The IRB 1200’s 3D vision technology enables it to automatically switch fixtures according to the shape of the medicine box. The robot uses two types of vacuum grippers – one to pick up medicine boxes and the other to handle more delicate medicine glass vials. The robot is also equipped with machine learning capabilities to improve the accuracy of its selection and picking tasks over time. Once the correct medicines have been picked and placed, the IRB 2600 returns the medicine box to its designated shelf. The two robots only pause when all the required medicines have been placed in the basket.

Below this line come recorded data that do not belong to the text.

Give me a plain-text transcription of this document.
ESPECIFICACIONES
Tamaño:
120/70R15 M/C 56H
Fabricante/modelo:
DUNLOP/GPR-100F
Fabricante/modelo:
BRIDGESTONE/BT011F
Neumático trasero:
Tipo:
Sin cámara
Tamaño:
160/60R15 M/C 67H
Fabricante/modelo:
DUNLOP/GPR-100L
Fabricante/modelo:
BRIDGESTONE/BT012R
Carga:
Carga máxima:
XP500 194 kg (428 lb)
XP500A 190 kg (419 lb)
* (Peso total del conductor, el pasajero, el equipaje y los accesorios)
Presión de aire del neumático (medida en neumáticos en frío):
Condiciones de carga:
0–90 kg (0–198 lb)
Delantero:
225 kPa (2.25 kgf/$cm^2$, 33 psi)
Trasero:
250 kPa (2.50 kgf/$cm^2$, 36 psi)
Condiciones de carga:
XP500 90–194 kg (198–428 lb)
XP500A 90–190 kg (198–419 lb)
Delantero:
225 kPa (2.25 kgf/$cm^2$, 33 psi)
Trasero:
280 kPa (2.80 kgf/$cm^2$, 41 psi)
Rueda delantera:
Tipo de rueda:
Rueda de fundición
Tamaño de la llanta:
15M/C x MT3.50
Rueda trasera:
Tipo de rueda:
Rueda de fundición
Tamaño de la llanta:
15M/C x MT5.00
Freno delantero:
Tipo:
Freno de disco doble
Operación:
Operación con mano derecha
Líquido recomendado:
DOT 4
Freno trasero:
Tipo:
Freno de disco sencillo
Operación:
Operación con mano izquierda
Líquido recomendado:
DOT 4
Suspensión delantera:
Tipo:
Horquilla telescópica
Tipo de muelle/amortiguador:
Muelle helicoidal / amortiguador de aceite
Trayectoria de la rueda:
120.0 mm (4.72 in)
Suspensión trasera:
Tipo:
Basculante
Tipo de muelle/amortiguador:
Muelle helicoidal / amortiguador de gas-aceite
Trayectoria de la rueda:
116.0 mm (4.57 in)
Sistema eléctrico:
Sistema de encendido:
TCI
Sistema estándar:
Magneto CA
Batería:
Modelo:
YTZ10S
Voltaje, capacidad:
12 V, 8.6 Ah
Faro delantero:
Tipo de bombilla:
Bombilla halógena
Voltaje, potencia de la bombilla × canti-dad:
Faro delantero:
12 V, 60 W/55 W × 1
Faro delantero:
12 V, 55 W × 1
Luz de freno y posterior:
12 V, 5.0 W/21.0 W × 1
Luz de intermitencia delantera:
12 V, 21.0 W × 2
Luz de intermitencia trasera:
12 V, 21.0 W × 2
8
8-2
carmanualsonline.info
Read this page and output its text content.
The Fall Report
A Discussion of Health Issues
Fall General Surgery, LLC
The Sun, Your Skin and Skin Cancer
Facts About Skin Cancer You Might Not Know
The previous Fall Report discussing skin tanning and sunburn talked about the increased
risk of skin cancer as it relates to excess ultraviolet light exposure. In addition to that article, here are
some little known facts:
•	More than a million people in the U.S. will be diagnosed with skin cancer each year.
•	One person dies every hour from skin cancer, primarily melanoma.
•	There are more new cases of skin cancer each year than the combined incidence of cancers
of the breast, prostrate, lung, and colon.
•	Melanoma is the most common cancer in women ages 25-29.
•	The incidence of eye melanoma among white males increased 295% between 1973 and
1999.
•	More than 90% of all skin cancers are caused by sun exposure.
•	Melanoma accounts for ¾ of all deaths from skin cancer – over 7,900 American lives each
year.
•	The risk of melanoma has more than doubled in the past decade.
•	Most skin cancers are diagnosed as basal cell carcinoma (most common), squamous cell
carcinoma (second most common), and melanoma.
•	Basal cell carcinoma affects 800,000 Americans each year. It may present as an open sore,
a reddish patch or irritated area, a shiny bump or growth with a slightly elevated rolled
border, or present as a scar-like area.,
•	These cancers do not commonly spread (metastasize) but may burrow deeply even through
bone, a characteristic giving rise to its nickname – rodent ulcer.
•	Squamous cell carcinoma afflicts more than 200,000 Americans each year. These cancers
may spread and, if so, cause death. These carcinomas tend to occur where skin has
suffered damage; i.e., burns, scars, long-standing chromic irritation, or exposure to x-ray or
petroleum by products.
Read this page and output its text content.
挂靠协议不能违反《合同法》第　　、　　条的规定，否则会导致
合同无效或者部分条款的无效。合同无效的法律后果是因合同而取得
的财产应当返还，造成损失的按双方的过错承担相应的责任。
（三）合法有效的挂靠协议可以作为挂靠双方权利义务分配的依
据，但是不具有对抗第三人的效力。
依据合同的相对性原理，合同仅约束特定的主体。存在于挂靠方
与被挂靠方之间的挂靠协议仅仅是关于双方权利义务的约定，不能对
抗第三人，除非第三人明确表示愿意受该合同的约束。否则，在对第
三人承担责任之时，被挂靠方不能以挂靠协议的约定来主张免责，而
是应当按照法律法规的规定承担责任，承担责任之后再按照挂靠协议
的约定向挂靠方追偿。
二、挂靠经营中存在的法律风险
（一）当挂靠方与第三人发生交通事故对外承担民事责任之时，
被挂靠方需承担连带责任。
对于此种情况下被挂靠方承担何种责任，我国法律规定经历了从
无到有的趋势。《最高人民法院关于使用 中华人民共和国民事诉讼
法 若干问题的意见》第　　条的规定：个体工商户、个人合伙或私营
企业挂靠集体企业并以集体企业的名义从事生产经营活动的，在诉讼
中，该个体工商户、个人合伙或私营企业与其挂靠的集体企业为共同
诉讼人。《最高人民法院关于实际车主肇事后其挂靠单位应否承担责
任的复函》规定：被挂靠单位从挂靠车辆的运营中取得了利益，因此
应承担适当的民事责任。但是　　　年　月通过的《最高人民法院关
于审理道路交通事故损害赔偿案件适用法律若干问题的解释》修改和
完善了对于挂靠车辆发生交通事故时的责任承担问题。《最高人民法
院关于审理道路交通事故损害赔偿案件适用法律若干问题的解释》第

The advantage of automation
Chinese regulations that require only qualified pharmacists to dispense drugs have caused a shortage of trained professionals who can work in pharmacies. This, coupled with a lack of interest in repetitive, boring work such as inventory registration, has made it expensive to run pharmacies manually. ABB analysis shows that repetitive tasks could be completed up to 50 per cent faster with automation, compared to current manual processes, with the added benefit that robots can work 24 hours a day. Instead of spending hours filling up prescriptions, human workers can perform more rewarding tasks that require human judgment.
Drug dispensing robots can also drastically reduce the margin of error that is unavoidable during manual operations. Iimages stored via the 3D vision camera system offers 100 percent traceability of every single medicine that has been processed by the system, thereby enhancing safety of the whole pharmaceutical process.
Finally, the system enables the hospital to conduct real-time drug inventory management. If the robot detects the absence of a drug, the system automatically prompts a re-supply of the required medicines, enabling drugs to be delivered faster to patients.
"The robot pharmacy automation system is a paradigm shift in the healthcare sector and truly represents the Hospital of the Future where humans, supported by automation, can more seamlessly and effectively deliver critical care to patients,“ said Marc Segura, Managing Director, Consumer Segment& Service Robotics at ABB.
Flexibility for the future
The compact design and modular nature of the robotic pharmacy enables the setup to move around the the Seventh People’s Hospital according to need. In order to provide patients with efficient diagnosis, treatment, and healthcare services, Shanghai Seventh People’s Hospital is utilizing the latest automation, digital, and smart technologies from ABB to transform the healthcare sector into an efficient, effective industry.
Vice President Gao Xiaoyan added: "At present, we have achieved the automatic dispensing of drugs at the pharmacy, and we plan to use robots to deliver drugs to the inpatient wards, to complete the pharmacy work loop. Additionally, in the hospital's PIVAS (pharmacy intravenous admixture service), medical staff must dispense chemotherapeutic drugs which are harmful to the human body. Moreover, some drugs are only effective within a short period of time after they are dispensed. We will consider using robots to take over these tasks, to protect our staff as well as improve the time-effectiveness and safety of PIVAS."